Once you've built your trie, you can iteratively go thought the permutations of the word in question, adding words as you find them. This will go considerable faster than looking at all permutation because you exit the branch early when there's not more letters that match keys in the current branch of the trie.

Given the trie built above and a wordlist of 3000 common words, this quickly finds 100 words by recursively crawling the trie. Counting the number of times the inner for loop runs shows 2670 with a 3000 word dictionary -- not too bad considering there are 3.6 million permutations of the letters in the 'palindrome'. Using the much larger wordlist in /usr/share/dict/words which has roughly 250,000 words required 21543 loops. Looking up 'quilt' only ran 100 times with the large list.

Here's some Python code for traversing the trie for each valid permutation.
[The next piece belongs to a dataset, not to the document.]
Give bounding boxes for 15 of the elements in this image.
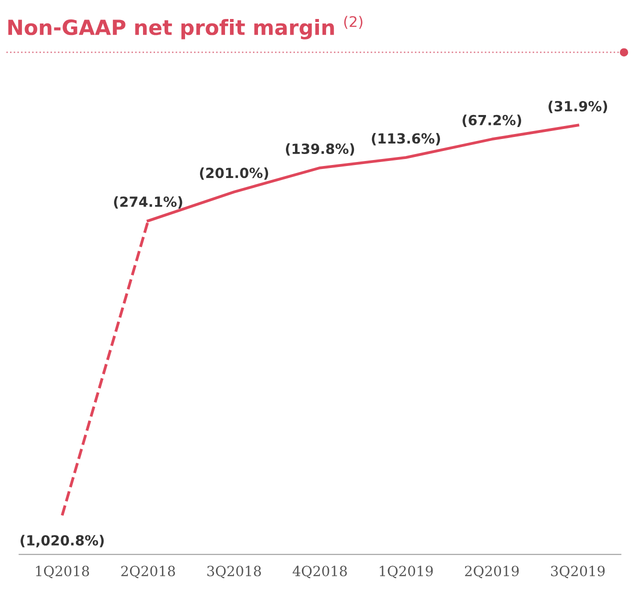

def findWords(word, trie = trie, cur = '', words = []):
    for i, letter in enumerate(word):
        if letter in trie:
            if 'word' in trie[letter]:
                words.append(cur + letter)
            findWords(word[:i] + word[i+1:], trie[letter], cur+letter, words )

    return words
words = findWords("palindrome")

Result:

['palm',
 'pale',
 'pain',
 'pair',
 'pan',
 'panel',
 'plan',

  ...

 'media',
 'ear',
 'earn',
 'end',
 'era']
1
votes

Wouldn’t it be simpler to do it the other way round? Just look thru all words in the dictionary to see if that word can be generated from the target word. That way, all we have to do is subtract letters one by one, and as soon as a letter proves to be missing we can declare failure and go on to the next word. If we start by transforming the target word into a bag (counted set), our examination will go pretty fast.

Here's a Swift example. I'll need a couple of utility functions:

func wordToCountedSet(_ s:String) -> NSCountedSet {
    return NSCountedSet(array: Array(s))
}
func canMake(_ s:String, from cs:NSCountedSet) -> Bool {
    let cs = cs.copy() as! NSCountedSet
    for letter in s {
        if !cs.contains(letter) {
            return false
        }
        cs.remove(letter)
    }
    return true
}

Consider the efficiency of NSCountedSet (there's your hash) and the fact that canMake fails early and often.

To illustrate, imagine our dictionary consists of just "drone", "plan", "planet", and "xylophone". I won't bother looping through the dictionary; I'll just show that we get the right answer:

let cs = wordToCountedSet("palindrome")
canMake("drone", from:cs) // true
canMake("plan", from:cs) // true
canMake("planet", from:cs) // false
canMake("xylophone", from:cs) // false

With "planet" we don't fail until we get to the final "t", but with "xylophone" we fail on the first letter. The others have to subtract every letter of the tested word in order to succeed, but there's no simple way around that; even so, the longest it can take to succeed is the number of letters in the dictionary word. And it's all very quick because NSCountedSet is hashed. Obviously we could add some shortcuts (you can’t make a word longer than the original word, for example) but that’s not really the point.